14 noviembre, 2017

Cuento III

Era tiempo de caza. El olor de la pólvora en el aire fresco llenaba los pulmones. Era tiempo de muerte. La sangre en sus narices mutilaba las esperanzas de una estación tranquila. Habría que correr, dejar el hogar, buscar uno nuevo, quizá.

- ¡Mi amor apresúrate…el olor es más fuerte!

- ¡Ya voy!… hijo mío, trae ya tus cosas.

- Ya encontré mi juguete, mami.

Era verdad lo que decía el padre de la familia. El nauseabundo hedor ya había llegado hasta su guarida. El tiempo ya no estaba de su lado y por eso la preocupación crecía en él.

- ¡Entonces nos vamos! – gritó.

Emprendieron la marcha. Y aunque todo parecía tranquilo, como los días en los que el hijo corría en la hierba, a lo lejos se escuchaban los ruidos característicos del dolor. Tan difíciles de ser percibidos por el oído del ser humano, pero que en ellos era un estruendo fortísimo y atemorizante. 

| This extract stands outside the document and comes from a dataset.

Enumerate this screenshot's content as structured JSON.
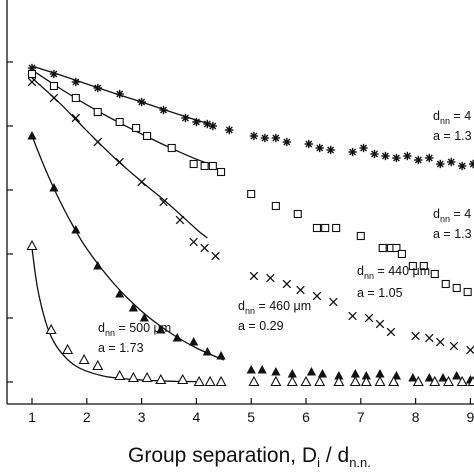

El camino que seguirían los llevaría entre zonas difíciles. No solo los animales que caminaban a dos patas eran la amenaza, también había otros depredadores. Pero era arriesgarse, o morir dentro de sus madrigueras. Si la suerte les acompañaba podrían pasar otro año juntos.

- ¡Mami!

El rumor de patas acostumbradas a ese paraje llegaba a retumbar en los cimientos del hogar.

- Mi amor ve por el camino que te indiqué – dijo presuroso el padre.

- Mi amor… tú… - sollozando aún, la esposa recibió el húmero beso de su marido.

- Ve… ve – dijo, sin apartar su mirada de la entrada.

La familia se separó; el hijo y su madre atravesaron raudamente conductos diseñados específicamente para el escape. Una maraña de pequeños túneles que podrían confundir a quien no los hubiese recorrido con anticipación.

Luego de unos minutos las vías se cerraron, dejando así borrada cualquier huella que indicara la huida.

Él esperó pacientemente su muerte (la cual fue instantánea) porque sabía que estando él como presa, los hombres se entretendrían y le daría más tiempo a su familia.